Die Kluft zwischen Selbstbild und Verhalten versuchen wir mit zahllosen Ausreden notdürftig zu kaschieren. Man kann zwar versuchen, solche Ausreden mit Argumenten und Fakten zu entkräften, muss aber damit rechnen, dass andere Rationalisierungen an ihre Stelle treten. Das eigentliche Problem könnte nämlich tiefer liegen.Grüner Bereich

Es war der amerikanische Sozialanthropologe Ernest Becker, der unsere Angst vor dem Tod als Triebfeder unserer Kultur identifizierte. „Immortality projects“ nannte er Versuche, die eigene Endlichkeit symbolisch zu überwinden. Wir retten unser vergängliches Selbst in die „Unsterblichkeit“ durch den Glauben an einen gerechten Gott, an den Fortschritt und heilsbringende Technologien, durch die Aneignung von leistungsstarken Autos, smarten Kühlschränken und anderen Symbolen.

Konsum ist, nach dieser Lesart, immer auch ein Projekt, mit dem wir uns in die Zeitlosigkeit zu retten versuchen. Ein Versuch, die Kränkung durch das unausweichliche Ende abzuwehren.

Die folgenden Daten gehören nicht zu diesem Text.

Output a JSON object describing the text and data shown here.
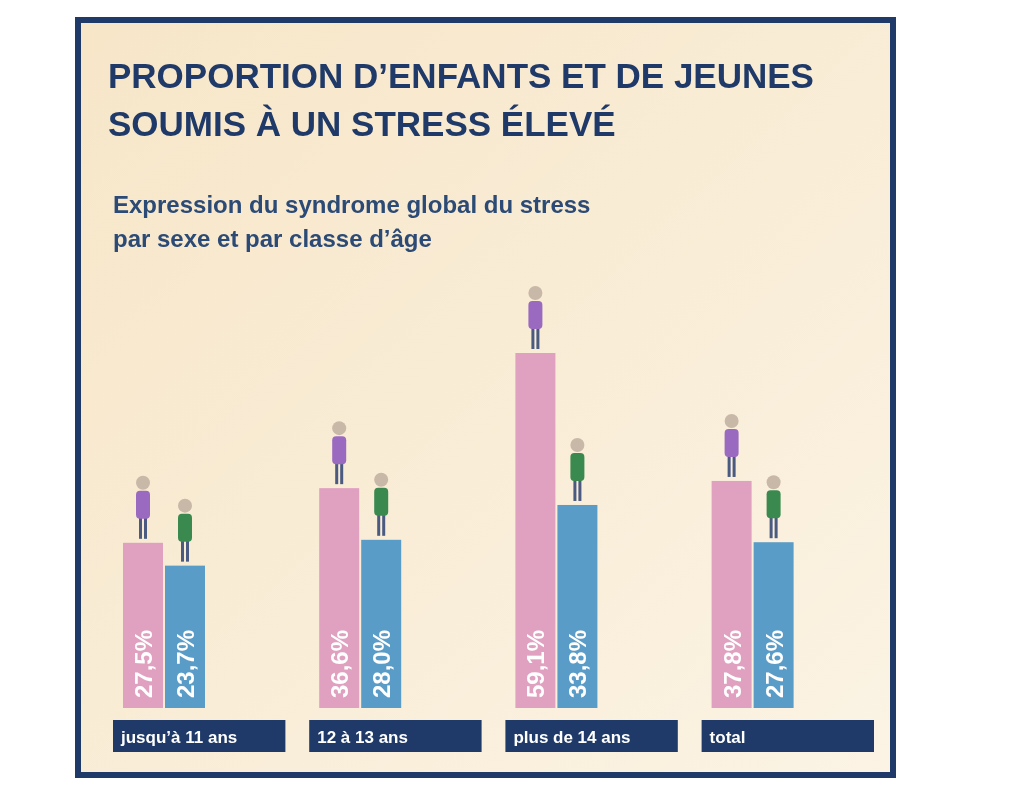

Mit einem paradoxen Ergebnis. Denn es ist genau dieses kollektive Projekt – Häuser bauen, Autos kaufen, um die Welt Fliegen –, das die ökologische Krise befeuert. Das immer mehr Bilder der Endlichkeit produziert: reißende Fluten, sengende Dürren, hungernde und sterbende Menschen, Tiere und Pflanzen.

Es könnte sich lohnen, abseits der ausgetretenen Pfade der Diskussion um nachhaltigen Konsum hier genauer – oder überhaupt einmal – hinzusehen. Denn es ist zwar richtig, dass das Verhalten Einzelner angesichts des gewaltigen Veränderungsdrucks wenig wiegt. Doch der Verweis der Einzelnen auf „die Politik“, das Hoffen auf Klimakonferenzen, auf denen endlich rigorose Maßnahmen beschlossen werden, ist vergeblich: Die Politik, das sind wir alle. Wir Klimaskeptiker.